Mississippi AG’s Subpoena to Google Put on Hold by Court
Google, Inc. won a preliminary injunction stopping the Mississippi Attorney General from enforcing a 79-page subpoena or bringing a civil or criminal charge against Google under Mississippi law for making accessible third-party content to Internet users.
In a brief order, the trial court found that Google had a substantial likelihood of prevailing on the merits in its request for a declaratory judgment to stop Jim Hood, the Mississippi Attorney General, from enforcing a subpoena and bringing criminal charges against Google.
In its complaint filed in December, Google asserts that the Mississippi Attorney General “has engaged in a sustained campaign of threats against Google, designed to compel Google to restrict the information created by others that Google makes available through its search engine, YouTube video-sharing site, and related advertising. As part of that campaign, the Attorney General has threatened to proceed against Google civilly or criminally under Mississippi’s Consumer Protection Act (‘MCPA’), and he has issued a retaliatory and burdensome Administrative Subpoena and Subpoena Duces Tecum (‘Subpoena’) to Google, demanding Google produce an enormous volume of documents on a wide range of topics related to the actions Google takes and does not take to restrict the content created by third parties that may be accessed through Google’s services.”

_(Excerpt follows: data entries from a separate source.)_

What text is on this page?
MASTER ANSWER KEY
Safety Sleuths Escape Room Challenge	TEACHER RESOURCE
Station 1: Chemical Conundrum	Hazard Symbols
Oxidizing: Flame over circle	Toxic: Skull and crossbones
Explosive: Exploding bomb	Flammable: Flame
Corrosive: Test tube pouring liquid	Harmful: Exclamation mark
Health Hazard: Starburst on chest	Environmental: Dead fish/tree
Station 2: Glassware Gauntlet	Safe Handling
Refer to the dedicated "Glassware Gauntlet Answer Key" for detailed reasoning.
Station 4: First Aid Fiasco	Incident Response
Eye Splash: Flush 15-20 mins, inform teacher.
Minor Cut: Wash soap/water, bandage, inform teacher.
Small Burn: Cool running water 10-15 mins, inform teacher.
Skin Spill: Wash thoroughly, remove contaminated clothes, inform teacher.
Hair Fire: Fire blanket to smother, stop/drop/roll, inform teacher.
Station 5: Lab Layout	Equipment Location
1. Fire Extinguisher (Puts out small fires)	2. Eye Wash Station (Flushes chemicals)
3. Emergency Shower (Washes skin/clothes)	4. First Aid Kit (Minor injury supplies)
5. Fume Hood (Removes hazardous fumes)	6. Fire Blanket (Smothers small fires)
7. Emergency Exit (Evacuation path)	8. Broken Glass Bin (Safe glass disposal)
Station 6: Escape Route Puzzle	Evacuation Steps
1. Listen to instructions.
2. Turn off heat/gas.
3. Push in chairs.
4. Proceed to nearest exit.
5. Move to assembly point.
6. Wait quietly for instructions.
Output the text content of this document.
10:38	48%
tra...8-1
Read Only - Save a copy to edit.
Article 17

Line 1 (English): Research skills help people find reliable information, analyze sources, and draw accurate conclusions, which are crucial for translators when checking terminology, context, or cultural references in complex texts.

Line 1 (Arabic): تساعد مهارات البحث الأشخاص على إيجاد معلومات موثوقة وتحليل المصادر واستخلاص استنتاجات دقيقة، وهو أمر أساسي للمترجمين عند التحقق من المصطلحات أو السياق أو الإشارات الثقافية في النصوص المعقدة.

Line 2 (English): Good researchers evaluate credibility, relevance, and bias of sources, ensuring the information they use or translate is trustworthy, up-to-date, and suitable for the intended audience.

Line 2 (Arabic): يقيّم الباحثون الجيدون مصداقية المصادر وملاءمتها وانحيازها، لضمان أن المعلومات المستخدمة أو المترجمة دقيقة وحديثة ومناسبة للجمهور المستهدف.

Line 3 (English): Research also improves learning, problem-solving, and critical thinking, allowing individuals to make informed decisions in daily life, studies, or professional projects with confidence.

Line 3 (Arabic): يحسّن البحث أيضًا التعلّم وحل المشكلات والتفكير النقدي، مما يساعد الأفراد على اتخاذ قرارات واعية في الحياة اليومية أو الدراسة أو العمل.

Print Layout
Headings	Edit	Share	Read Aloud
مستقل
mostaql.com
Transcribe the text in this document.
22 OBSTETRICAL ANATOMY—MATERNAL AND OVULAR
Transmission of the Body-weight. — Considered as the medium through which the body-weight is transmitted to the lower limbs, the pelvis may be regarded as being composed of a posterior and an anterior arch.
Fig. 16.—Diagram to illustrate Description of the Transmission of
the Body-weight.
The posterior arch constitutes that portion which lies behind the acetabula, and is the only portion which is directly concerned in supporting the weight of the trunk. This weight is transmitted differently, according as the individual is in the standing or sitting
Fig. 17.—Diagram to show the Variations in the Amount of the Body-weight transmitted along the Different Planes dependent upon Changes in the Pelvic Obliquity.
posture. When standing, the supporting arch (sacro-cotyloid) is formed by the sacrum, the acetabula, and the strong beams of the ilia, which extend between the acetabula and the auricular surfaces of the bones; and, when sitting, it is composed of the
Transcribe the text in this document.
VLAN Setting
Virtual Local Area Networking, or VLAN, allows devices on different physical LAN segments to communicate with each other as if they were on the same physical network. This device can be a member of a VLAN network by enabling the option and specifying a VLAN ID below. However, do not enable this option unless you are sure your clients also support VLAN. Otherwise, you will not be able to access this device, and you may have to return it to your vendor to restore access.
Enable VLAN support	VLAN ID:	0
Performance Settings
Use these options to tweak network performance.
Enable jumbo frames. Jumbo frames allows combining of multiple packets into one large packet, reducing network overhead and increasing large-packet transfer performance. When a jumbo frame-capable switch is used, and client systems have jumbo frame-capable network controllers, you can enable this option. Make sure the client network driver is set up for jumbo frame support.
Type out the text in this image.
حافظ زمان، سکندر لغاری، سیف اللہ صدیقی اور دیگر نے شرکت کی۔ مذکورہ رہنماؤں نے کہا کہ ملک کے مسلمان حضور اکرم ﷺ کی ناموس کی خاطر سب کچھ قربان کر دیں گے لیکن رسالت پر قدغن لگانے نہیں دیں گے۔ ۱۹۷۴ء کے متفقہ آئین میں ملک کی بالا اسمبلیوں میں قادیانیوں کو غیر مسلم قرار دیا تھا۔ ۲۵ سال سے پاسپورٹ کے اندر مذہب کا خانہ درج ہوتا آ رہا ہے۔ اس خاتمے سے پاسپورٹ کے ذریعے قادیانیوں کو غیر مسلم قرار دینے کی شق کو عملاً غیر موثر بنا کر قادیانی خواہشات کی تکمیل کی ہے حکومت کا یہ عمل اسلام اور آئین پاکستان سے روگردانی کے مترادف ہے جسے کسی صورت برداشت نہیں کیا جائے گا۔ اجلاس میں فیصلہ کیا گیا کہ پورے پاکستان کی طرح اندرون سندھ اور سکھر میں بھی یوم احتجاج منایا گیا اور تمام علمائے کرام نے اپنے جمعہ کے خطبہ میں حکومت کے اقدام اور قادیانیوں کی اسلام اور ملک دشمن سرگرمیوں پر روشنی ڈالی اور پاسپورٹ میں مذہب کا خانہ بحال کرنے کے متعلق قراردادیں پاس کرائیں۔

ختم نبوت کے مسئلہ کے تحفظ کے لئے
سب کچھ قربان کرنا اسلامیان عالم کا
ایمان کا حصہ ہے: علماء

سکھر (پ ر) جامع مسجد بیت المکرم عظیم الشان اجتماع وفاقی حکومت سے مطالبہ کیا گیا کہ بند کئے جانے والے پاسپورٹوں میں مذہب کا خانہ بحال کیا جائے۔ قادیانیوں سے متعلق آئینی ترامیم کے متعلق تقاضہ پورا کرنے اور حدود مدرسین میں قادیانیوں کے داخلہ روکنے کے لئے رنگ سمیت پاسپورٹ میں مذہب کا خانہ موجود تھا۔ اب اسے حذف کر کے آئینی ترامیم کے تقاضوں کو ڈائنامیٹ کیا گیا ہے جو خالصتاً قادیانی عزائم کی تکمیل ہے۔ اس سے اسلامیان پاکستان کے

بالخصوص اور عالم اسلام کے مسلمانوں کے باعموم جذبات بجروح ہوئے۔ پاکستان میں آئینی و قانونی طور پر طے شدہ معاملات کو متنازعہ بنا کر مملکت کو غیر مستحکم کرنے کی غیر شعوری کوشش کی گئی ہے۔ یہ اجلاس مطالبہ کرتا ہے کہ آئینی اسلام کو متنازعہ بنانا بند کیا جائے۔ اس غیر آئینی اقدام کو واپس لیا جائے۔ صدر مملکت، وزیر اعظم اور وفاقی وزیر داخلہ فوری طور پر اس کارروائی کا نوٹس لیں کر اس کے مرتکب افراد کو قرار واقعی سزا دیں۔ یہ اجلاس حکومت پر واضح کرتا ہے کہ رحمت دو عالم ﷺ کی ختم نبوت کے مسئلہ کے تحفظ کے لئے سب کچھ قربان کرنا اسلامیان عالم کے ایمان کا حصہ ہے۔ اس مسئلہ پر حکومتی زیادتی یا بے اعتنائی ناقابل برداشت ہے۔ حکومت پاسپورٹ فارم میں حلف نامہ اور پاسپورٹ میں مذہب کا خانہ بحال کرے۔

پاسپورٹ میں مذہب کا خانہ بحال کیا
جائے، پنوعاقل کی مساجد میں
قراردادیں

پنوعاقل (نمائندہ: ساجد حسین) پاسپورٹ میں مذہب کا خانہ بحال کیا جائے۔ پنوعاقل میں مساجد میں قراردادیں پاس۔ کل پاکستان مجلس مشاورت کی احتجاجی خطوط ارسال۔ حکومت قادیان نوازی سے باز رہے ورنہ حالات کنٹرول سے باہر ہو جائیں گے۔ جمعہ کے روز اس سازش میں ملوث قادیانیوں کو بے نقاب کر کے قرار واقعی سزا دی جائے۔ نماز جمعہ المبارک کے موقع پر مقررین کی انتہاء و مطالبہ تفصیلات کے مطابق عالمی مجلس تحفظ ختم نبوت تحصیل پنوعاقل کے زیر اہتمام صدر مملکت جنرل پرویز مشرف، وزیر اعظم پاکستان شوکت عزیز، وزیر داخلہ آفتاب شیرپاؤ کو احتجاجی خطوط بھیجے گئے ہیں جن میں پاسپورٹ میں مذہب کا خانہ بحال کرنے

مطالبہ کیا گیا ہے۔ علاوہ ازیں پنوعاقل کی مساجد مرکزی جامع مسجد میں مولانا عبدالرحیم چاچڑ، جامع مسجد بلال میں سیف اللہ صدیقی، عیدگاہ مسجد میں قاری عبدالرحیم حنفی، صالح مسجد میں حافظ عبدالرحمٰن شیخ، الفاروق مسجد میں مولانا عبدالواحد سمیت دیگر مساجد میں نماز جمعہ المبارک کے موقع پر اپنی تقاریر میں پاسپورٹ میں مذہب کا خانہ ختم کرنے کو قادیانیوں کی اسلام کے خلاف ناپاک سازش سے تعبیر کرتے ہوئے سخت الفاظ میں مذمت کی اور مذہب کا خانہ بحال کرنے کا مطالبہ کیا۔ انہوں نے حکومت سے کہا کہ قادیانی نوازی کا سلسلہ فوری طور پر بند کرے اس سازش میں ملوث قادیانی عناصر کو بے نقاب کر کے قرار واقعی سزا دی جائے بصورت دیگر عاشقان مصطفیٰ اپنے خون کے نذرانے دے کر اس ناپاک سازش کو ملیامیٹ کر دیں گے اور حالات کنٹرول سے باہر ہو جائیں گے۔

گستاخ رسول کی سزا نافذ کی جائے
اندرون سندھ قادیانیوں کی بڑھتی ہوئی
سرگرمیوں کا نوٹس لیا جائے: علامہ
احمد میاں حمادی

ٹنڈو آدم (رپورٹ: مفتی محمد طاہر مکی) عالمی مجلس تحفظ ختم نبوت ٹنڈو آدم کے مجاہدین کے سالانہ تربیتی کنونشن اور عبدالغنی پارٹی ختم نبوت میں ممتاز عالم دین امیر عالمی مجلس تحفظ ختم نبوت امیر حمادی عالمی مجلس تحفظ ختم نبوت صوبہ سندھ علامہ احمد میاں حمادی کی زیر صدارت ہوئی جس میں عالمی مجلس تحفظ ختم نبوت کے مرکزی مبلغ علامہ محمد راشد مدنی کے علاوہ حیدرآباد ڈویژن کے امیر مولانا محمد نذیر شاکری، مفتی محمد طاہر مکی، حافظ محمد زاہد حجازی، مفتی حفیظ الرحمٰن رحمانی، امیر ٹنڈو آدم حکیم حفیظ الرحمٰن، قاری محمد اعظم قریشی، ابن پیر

Google alleges the dispute with the Attorney General started in the fall of 2012. The company alleges that Hood “has demanded that Google block or remove from its services various content he disfavors. When Google did not give in to his demands, he first threatened, then issued, a burdensome Subpoena explicitly focused on immunized conduct.”
Google claims Hood’s demands to censor search results by delisting websites that he contends “may contain illegal or dangerous content” would have “a chilling effect on free speech by entirely removing lawful pages that no one has identified as infringing.”
The judge’s order states that the court will publish a detailed ruling by March 12, 2015.
Google, Inc. v Jim Hood, Attorney General of the State of Mississippi, S.D. Miss. No. 14cv981, issued March 2, 2015.